Tremendous progress in the treatment of hairy cell leukemia over the past 3 decades has resulted in many patients living a nearly normal life span. However, many of these patients relapse and require several additional therapeutic attempts to recapture a remission. Both pentostatin and cladribine have changed the natural history of this disease, but relapse after treatment has prompted continued research to improve the quality of the remissions. The addition of rituximab (Rituxan) to either cladribine or pentostatin at relapse has increased the response rate and duration in these patients after relapse. In fact, investigators have incorporated rituximab into the initial therapeutic regimen in an effort to achieve a longer initial remission.² Many investigators incorporate rituximab with a purine analog for patients requiring retreatment after relapse.³ 

Since the discovery of the importance of the gene BRAF V600E in the pathogenesis of hairy cell leukemia, inhibition of this target has resulted in induction of remission in many patients with classic hairy cell leukemia.^4,5 Inhibitors of BRAF V600E have provided impressive responses in patients with hairy cell leukemia. Addition of rituximab to the BRAF inhibitor, vemurafenib, has resulted in durable responses in hairy cell leukemia.⁶ Likewise, dabrafenib in combination with the MEK (MAPK/ERK kinase) inhibitor (trametinib) is now used to treat patients with the BRAF V600E mutation. This report by Kreitman and colleagues adds the combination of dabrafenib and trametinib to the list of effective inhibitors in patients with relapsed and refractory hairy cell leukemia.
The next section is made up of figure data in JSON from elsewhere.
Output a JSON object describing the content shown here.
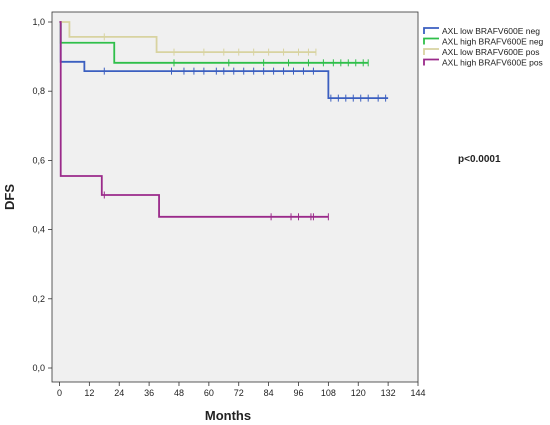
{
  "chart_data": {
    "type": "line",
    "step": true,
    "xlabel": "Months",
    "ylabel": "DFS",
    "xlim": [
      -3,
      144
    ],
    "ylim": [
      0,
      1
    ],
    "xticks": [
      0,
      12,
      24,
      36,
      48,
      60,
      72,
      84,
      96,
      108,
      120,
      132,
      144
    ],
    "yticks": [
      0.0,
      0.2,
      0.4,
      0.6,
      0.8,
      1.0
    ],
    "ytick_labels": [
      "0,0",
      "0,2",
      "0,4",
      "0,6",
      "0,8",
      "1,0"
    ],
    "xtick_labels": [
      "0",
      "12",
      "24",
      "36",
      "48",
      "60",
      "72",
      "84",
      "96",
      "108",
      "120",
      "132",
      "144"
    ],
    "grid": false,
    "legend_position": "right",
    "annotation": "p<0.0001",
    "series": [
      {
        "name": "AXL low BRAFV600E neg",
        "color": "#3b5fc0",
        "steps": [
          [
            0,
            1.0
          ],
          [
            0.5,
            0.885
          ],
          [
            10,
            0.858
          ],
          [
            108,
            0.78
          ],
          [
            132,
            0.78
          ]
        ],
        "censored": [
          [
            18,
            0.858
          ],
          [
            45,
            0.858
          ],
          [
            50,
            0.858
          ],
          [
            54,
            0.858
          ],
          [
            58,
            0.858
          ],
          [
            63,
            0.858
          ],
          [
            66,
            0.858
          ],
          [
            70,
            0.858
          ],
          [
            74,
            0.858
          ],
          [
            78,
            0.858
          ],
          [
            82,
            0.858
          ],
          [
            86,
            0.858
          ],
          [
            90,
            0.858
          ],
          [
            94,
            0.858
          ],
          [
            98,
            0.858
          ],
          [
            102,
            0.858
          ],
          [
            109,
            0.78
          ],
          [
            112,
            0.78
          ],
          [
            115,
            0.78
          ],
          [
            118,
            0.78
          ],
          [
            121,
            0.78
          ],
          [
            124,
            0.78
          ],
          [
            128,
            0.78
          ],
          [
            131,
            0.78
          ]
        ]
      },
      {
        "name": "AXL high BRAFV600E neg",
        "color": "#2fbf4a",
        "steps": [
          [
            0,
            1.0
          ],
          [
            0.5,
            0.94
          ],
          [
            22,
            0.882
          ],
          [
            124,
            0.882
          ]
        ],
        "censored": [
          [
            46,
            0.882
          ],
          [
            68,
            0.882
          ],
          [
            82,
            0.882
          ],
          [
            92,
            0.882
          ],
          [
            100,
            0.882
          ],
          [
            106,
            0.882
          ],
          [
            110,
            0.882
          ],
          [
            113,
            0.882
          ],
          [
            116,
            0.882
          ],
          [
            119,
            0.882
          ],
          [
            122,
            0.882
          ],
          [
            124,
            0.882
          ]
        ]
      },
      {
        "name": "AXL low BRAFV600E pos",
        "color": "#d8d3a0",
        "steps": [
          [
            0,
            1.0
          ],
          [
            4,
            0.957
          ],
          [
            39,
            0.913
          ],
          [
            103,
            0.913
          ]
        ],
        "censored": [
          [
            18,
            0.957
          ],
          [
            46,
            0.913
          ],
          [
            58,
            0.913
          ],
          [
            66,
            0.913
          ],
          [
            72,
            0.913
          ],
          [
            78,
            0.913
          ],
          [
            84,
            0.913
          ],
          [
            90,
            0.913
          ],
          [
            96,
            0.913
          ],
          [
            100,
            0.913
          ],
          [
            103,
            0.913
          ]
        ]
      },
      {
        "name": "AXL high BRAFV600E pos",
        "color": "#9a2a8a",
        "steps": [
          [
            0,
            1.0
          ],
          [
            0.5,
            0.555
          ],
          [
            17,
            0.5
          ],
          [
            40,
            0.437
          ],
          [
            108,
            0.437
          ]
        ],
        "censored": [
          [
            18,
            0.5
          ],
          [
            85,
            0.437
          ],
          [
            93,
            0.437
          ],
          [
            96,
            0.437
          ],
          [
            101,
            0.437
          ],
          [
            102,
            0.437
          ],
          [
            108,
            0.437
          ]
        ]
      }
    ]
  }
}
Although cladribine remains the most frequently used agent to induce remission in hairy cell leukemia, it may increase the risk of complications in patients with uncontrolled infection. The treatment of patients with hairy cell leukemia with uncontrolled infection and pancytopenia is particularly challenging. Several reported approaches have included initial treatment with vemurafenib.⁷ Recently, patients with classic hairy cell leukemia and the BRAF V600E mutation, complicated by active infection, have been successfully treated with a BRAF V600E inhibitor with or without rituximab. However, the onslaught of the COVID-19 pandemic has further complicated the use of standard induction therapy with cladribine and rituximab. There is concern that the immunosuppression resulting from the combination of a purine analog and the anti-CD20 monoclonal antibody (rituximab) will markedly suppress the immune system for months, thus increasing the danger to those who become infected with the COVID-19 virus and significantly dampen their response to vaccination.⁸ 

Consequently, the combination of a BRAF V600E inhibitor (dabrafenib) with an inhibitor of downstream MEK (trametinib) to induce remission in patients with classic hairy cell leukemia is of interest. Vemurafenib alone is effective in inducing remission in relapsed hairy cell leukemia, but the duration of response to this agent alone is often time limited. Although the addition of rituximab to vemurafenib increases the response in relapsed/refractory hairy cell leukemia, this combination has the potential to increase the risks of immunosuppression and susceptibility to COVID-19. Therefore, strategies incorporating dabrafenib with trametinib are especially appealing as a potential salvage regimen in this disease. The article by Kreitman and colleagues provides a promising therapeutic regimen for patients with classic hairy cell leukemia who have relapsed and require therapy.

Conflict-of-interest disclosure: The author has served as a consultant to AstraZeneca, Ascerta, Pharmacyclics, Innate Pharma, Serono, and Axio, Inc; serves on the advisory board for the Hairy Cell Leukemia Foundation; and receives financial support for the Hairy Cell Leukemia Foundation Patient Data Registry.